Just Calm Down About GPT-4 Already And stop confusing performance with competence, says Rodney Brooks
“What the large language models are good at is saying what an answer should sound like, which is different from what an answer should be.”
—Rodney Brooks
“It gives an answer with complete confidence, and I sort of believe it. And half the time, it’s completely wrong.”
—Rodney Brooks, Robust.AI
see here
https://spectrum.ieee.org/gpt-4-calm-down
He gives an example of a “Google program labeling an image of people playing Frisbee in the park. And if a person says, “Oh, that’s a person playing Frisbee in the
park,” you would assume you could ask him a question, like, “Can you eat a Frisbee?” And they would know, of course not; it’s made of plastic. You’d just expect they’d have that competence. That they would know the answer to the question, “Can you play Frisbee in a snowstorm? Or, how far can a person throw a Frisbee? Can they throw it 10 miles? Can they only throw it 10 centimeters?” You’d expect all that competence from that one piece of performance: a person saying, “That’s a picture of people playing Frisbee in the park.””
Brooks summarizes: “We don’t get that same level of competence from the performance of a large language model.
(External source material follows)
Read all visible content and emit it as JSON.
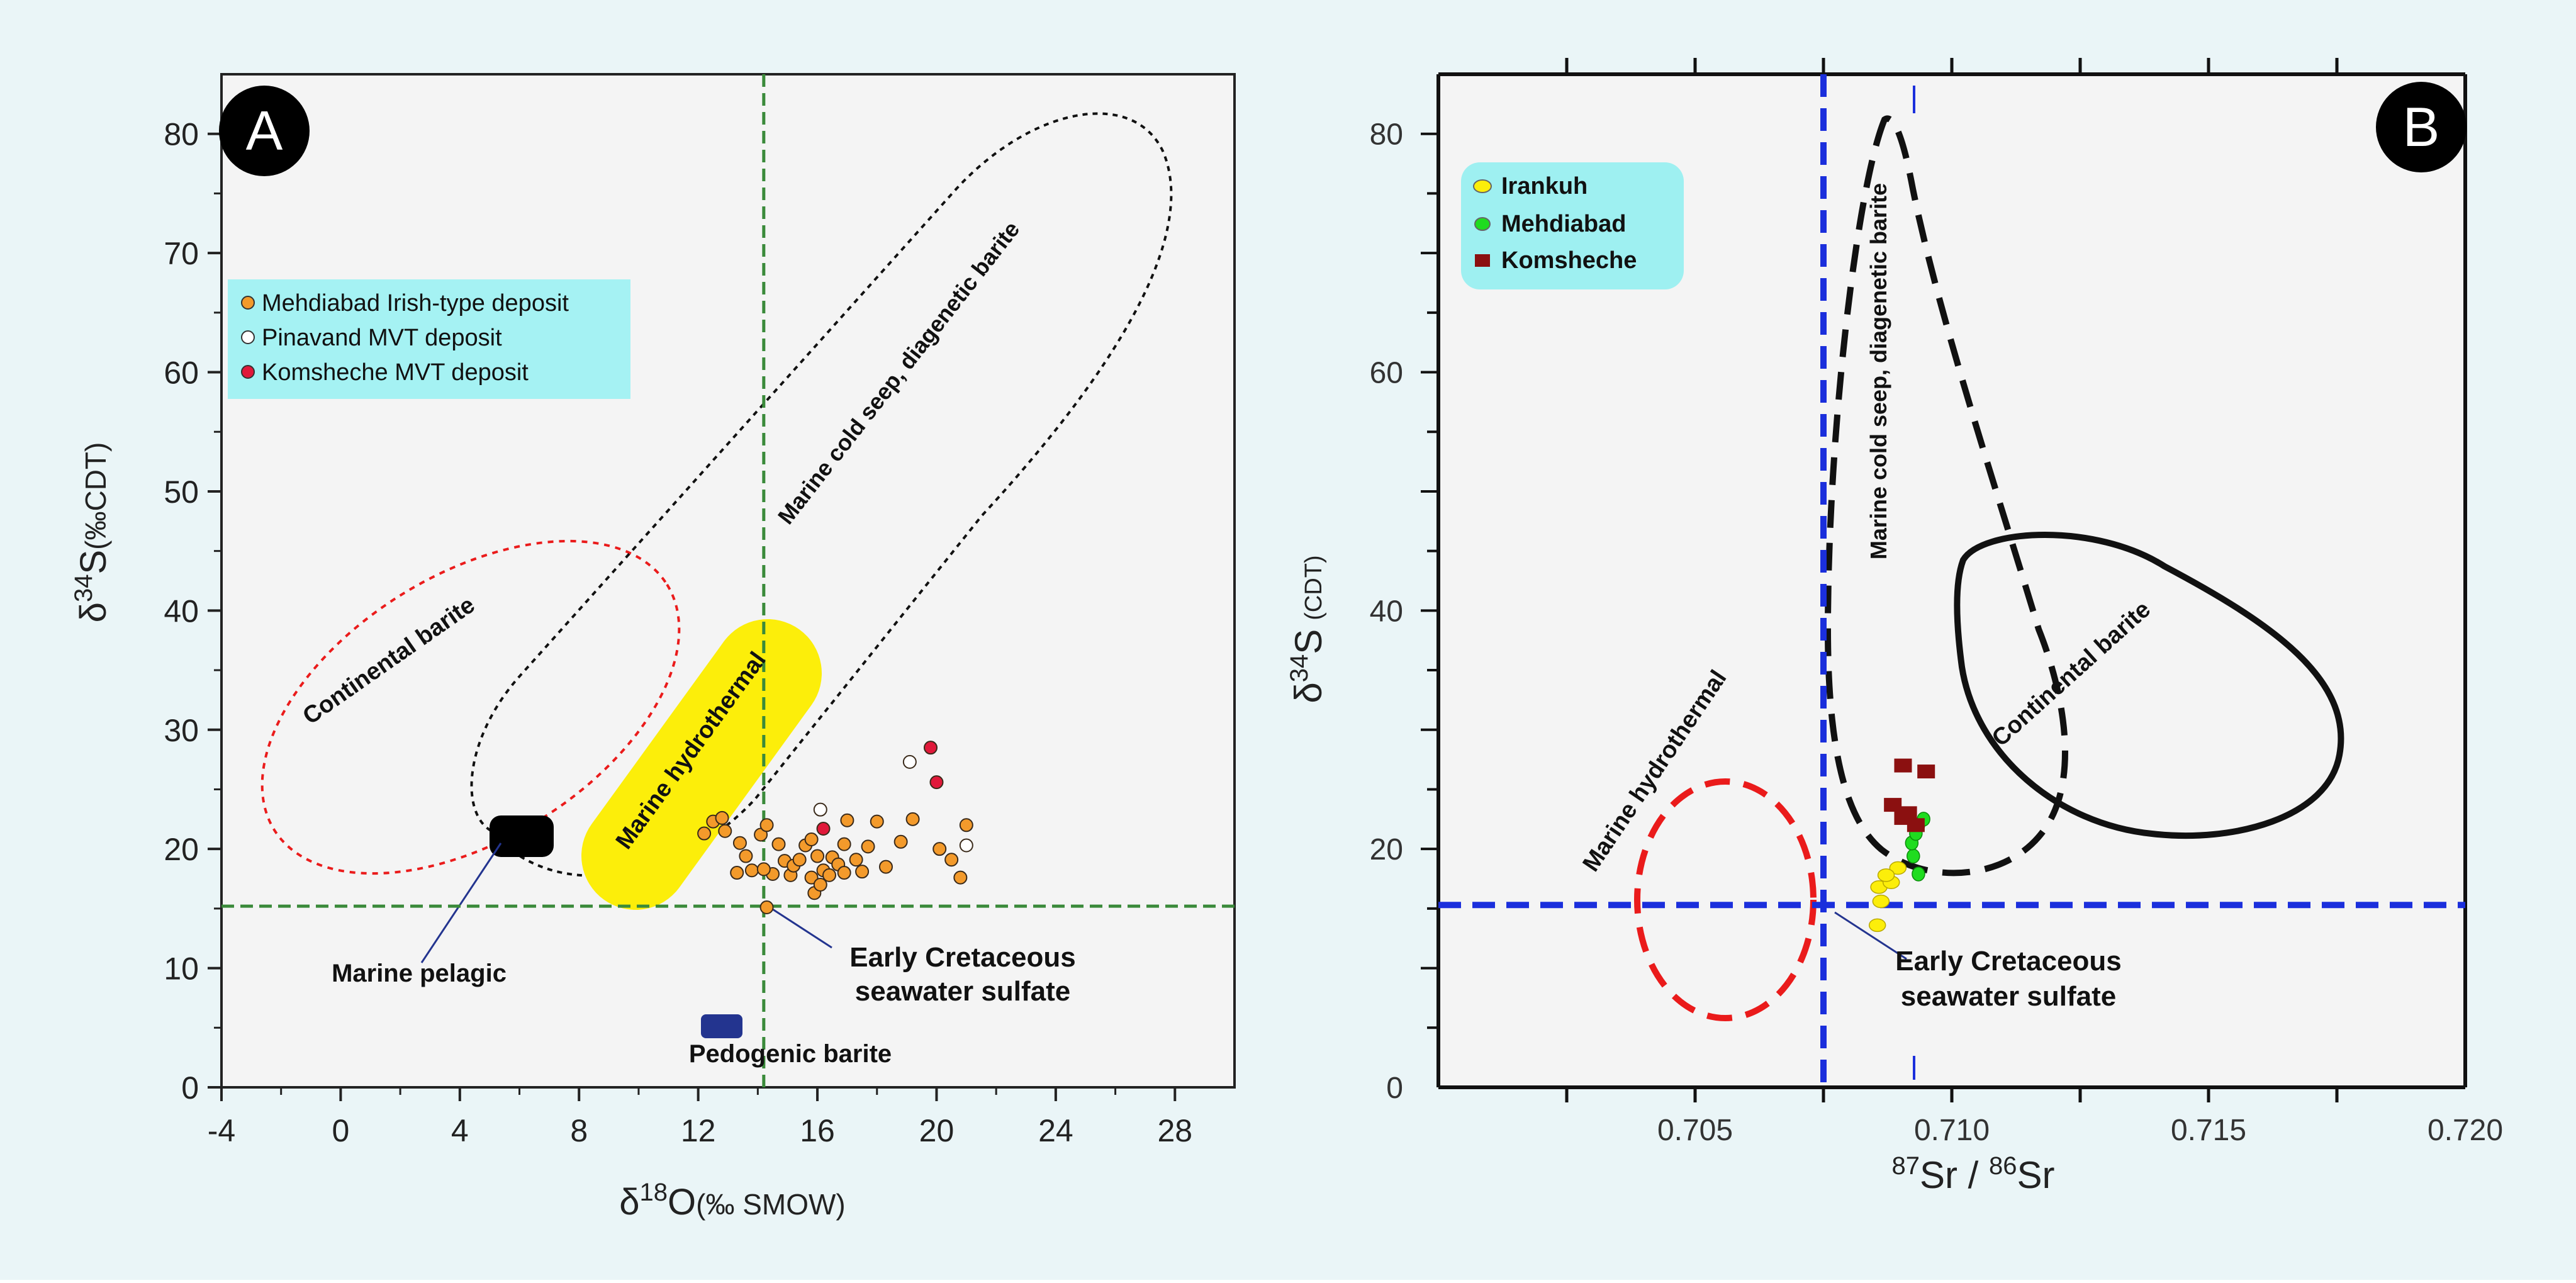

When you poke it, you find that it doesn’t have the logical inference that it may have seemed to have in its first answer.”
IEEE Spectrum says: “Do you think we’re ever going to see anything come out of this application that will justify” the $30 billion valuation for OpenAI.
Brooks: “Probably not. My understanding is that Microsoft’s initial investment was in time on the cloud computing rather than hard, cold cash. OpenAI certainly needed [cloud computing time] to build these models because they’re enormously expensive in terms of the computing needed.”
“I think they’re going to be better than the Watson Jeopardy! program, which IBM said, ‘It’s going to solve medicine.’ Didn’t at all. It was a total flop. I think it’s going to be better than that.”
—Rodney Brooks
Spectrum: “Full self-driving, or level 5, still seems really far away. Or am I missing something?”
Brooks: “No. It is far away.”
Spectrum: GM supposedly lost $561 million on Cruise in just the first three months of this year.
Brooks: “That’s how much cost it cost them to run that effort. Yeah. It’s a long way from breakeven. A long, long way from breakeven.”
Brooks talks about the sensors that were being embedded in roads as one example of “changing the infrastructure of roads to facilitate the introduction of self-driving vehicles. But then the #hype came: “Oh no, we don’t even need that. It’s just going to be a few years and the cars will drive themselves. You don’t need to change infrastructure.” So we stopped changing infrastructure. And I think that slowed the whole autonomous vehicles for commuting down by at least 10, maybe 20 years. There’s a few companies starting to do it now again. It takes a long time to make these things real.”